Abstract 3823: Imprinting Gene-Modified Parthenogenic ES Cells Can be a Novel Autologous Cell Source for Generating Regenerative Cardiomyocytes
[Background] Parthenogenesis is a production manner of a new progeny from a female without sexual involvement of a male that is found in lower animals in nature, and it is considered applicable to the production of immuno-compatible ES cells. However, in mammals, inappropriate genomic imprinting prevents normal embryonic development and the use of parthenogenic cells for regenerative medicine. To address this problem, we tried to overcome this issue by modifying Igf2 and Dlk1 genes that are critically involved in genomic imprinting and investigated the potential use of parthenogenic ES cells as a source of regenerated cardiomyocytes.
[Methods and Results]
We produced bi-maternal murine embryos using nuclear transfer that consisted of two maternal alleles using fully grown oocytes (fg: maternal imprinting), non-growing oocytes (ng: free from imprinting), and modified ng, in which H19 and Gtl2 genes were deleted, resulting in normal expression of Igf2 and Dlk1-Dio3 (paternal imprinting). We obtained parthenogenic ES cells from these oocytes. We also generated wild type (WT) ES cells for the control.
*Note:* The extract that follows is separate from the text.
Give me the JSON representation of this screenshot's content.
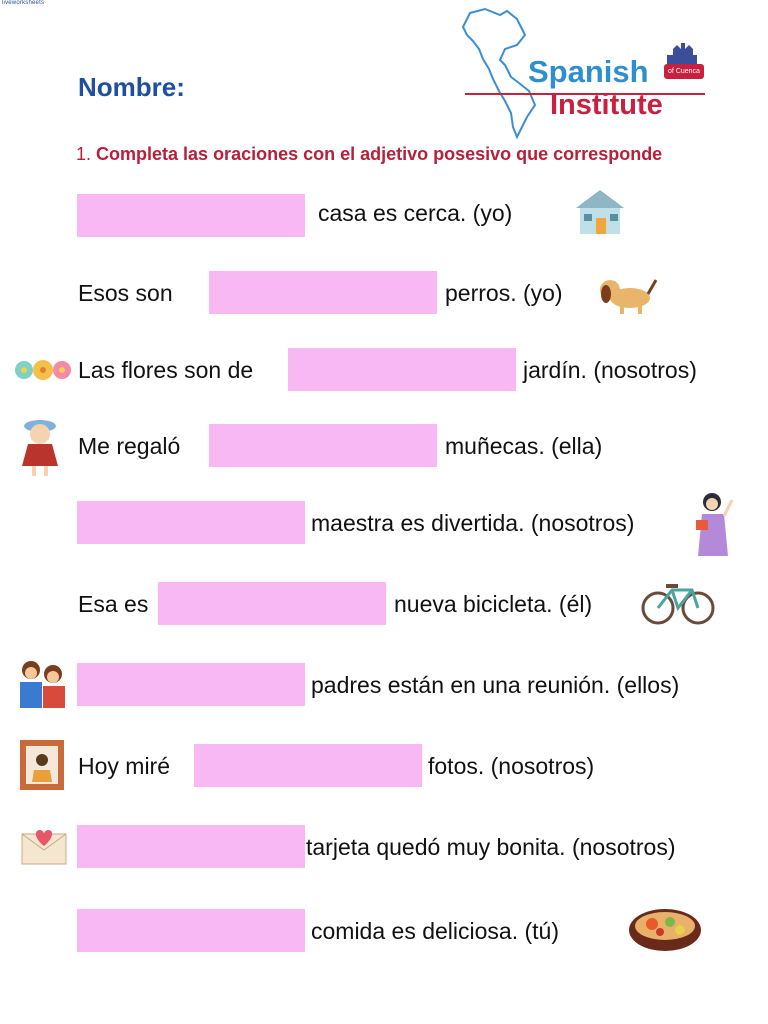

Progenies were obtained from WT and modified ng/fg oocytes, but fg/fg and ng/fg embryos died at E10.5 and E14.5, respectively.
ES cells were obtained from WT, fg/fg, ng/fg and modified ng/fg by 51%, 31%, 38%, respectively.
Growth speeds of fg/fg and ng/fg were lower than that of WT ES cells, but that of modified ng/fg-derived ES cells was almost similar to WT.
All bi-maternal ES cells could differentiate into cardiomyocytes, but the efficiency of cardiomyocyte differentiation was quite different among cell types.
All of them expressed Nkx2.5, GATA4, MEF2C, αMHC, MLC-2a, and MLC-2v.
[Conclusions] Parthenogenic ES cells can differentiate into cardiomyocytes, but the growth speed and differentiation efficiency were distinct by imprinting pattern. Gene-modified ng/fg ES cells could be a novel autologous cell source for the generation of cardiomyocytes.